According to the estimates of the council, fiscal deficit is estimated to be 3.3% of the GDP and revenue 1.5% of the GDP in 2007-08 and aggregate fiscal deficit of the center and states will stand 5.2% of GDP less than the estimated one.

This is to be known that Economic Survey also stressed on the cut of wasteful expenditure by government. Survey pointed out that fiscal consolidation is impossible until government puts a check on its expenses.

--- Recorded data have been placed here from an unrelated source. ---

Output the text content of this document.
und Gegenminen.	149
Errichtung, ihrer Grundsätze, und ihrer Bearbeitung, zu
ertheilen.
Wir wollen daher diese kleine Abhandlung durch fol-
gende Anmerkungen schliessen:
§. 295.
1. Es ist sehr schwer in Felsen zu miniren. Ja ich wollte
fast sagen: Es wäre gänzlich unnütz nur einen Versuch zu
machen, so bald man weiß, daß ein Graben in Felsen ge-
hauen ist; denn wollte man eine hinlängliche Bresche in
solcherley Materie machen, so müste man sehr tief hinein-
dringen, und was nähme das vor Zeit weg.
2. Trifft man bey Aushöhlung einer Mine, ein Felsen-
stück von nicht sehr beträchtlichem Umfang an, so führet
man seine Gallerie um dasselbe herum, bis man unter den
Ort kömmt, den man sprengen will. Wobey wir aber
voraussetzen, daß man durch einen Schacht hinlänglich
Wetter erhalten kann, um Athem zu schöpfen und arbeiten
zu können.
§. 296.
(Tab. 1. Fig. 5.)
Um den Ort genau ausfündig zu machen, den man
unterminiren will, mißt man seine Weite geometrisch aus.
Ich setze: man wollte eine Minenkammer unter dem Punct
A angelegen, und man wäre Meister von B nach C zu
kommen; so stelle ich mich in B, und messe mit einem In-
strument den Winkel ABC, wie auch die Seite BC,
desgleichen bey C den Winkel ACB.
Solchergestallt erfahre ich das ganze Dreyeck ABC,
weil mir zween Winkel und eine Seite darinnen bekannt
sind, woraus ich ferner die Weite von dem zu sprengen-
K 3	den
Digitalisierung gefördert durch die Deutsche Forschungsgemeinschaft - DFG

Presenting overall view of economy of the current fiscal year council projected the economic growth rate at 9%. Council Chairman C Ranngrajan says that kindly monsoon and external conditions will be helpful to attain 9% growth rate. Report projected farm sector’s growth at 2.5%, industrial growth rate at 10.6 and that of service sector at 10.4 %.

“The goal of 9% growth is possible due to strong fundamentals of the economy even if central bank applies some monetary measures” says council member.

On inflation chairman said that it depends on petroleum prices. Lower prices of petroleum products will keep the inflation low.

Capital inflow estimates stand at $15 billion. But chairman see this flood of capital inflow as a challenge and advises to absorb it in reserves and certain sectors of the economy hinting at the real estate rather than putting restrictions on it.

He suggested a triplet of solution for investment management. First the appreciation of rupee to affordable limits, absorption of inflow into reserves and encouragement of overseas acquisitions that is a policy of capital outflow and dealing of external borrowings with scrutiny.

He further added that equity investment involves risk but still necessary for inflow. These are the things not disposable at will. What can be done is that external debt should be discouraged.

Rangrajan also stressed that over all growth of the economy can be accelerated or sustained only when farm sector and power sectors register high growth.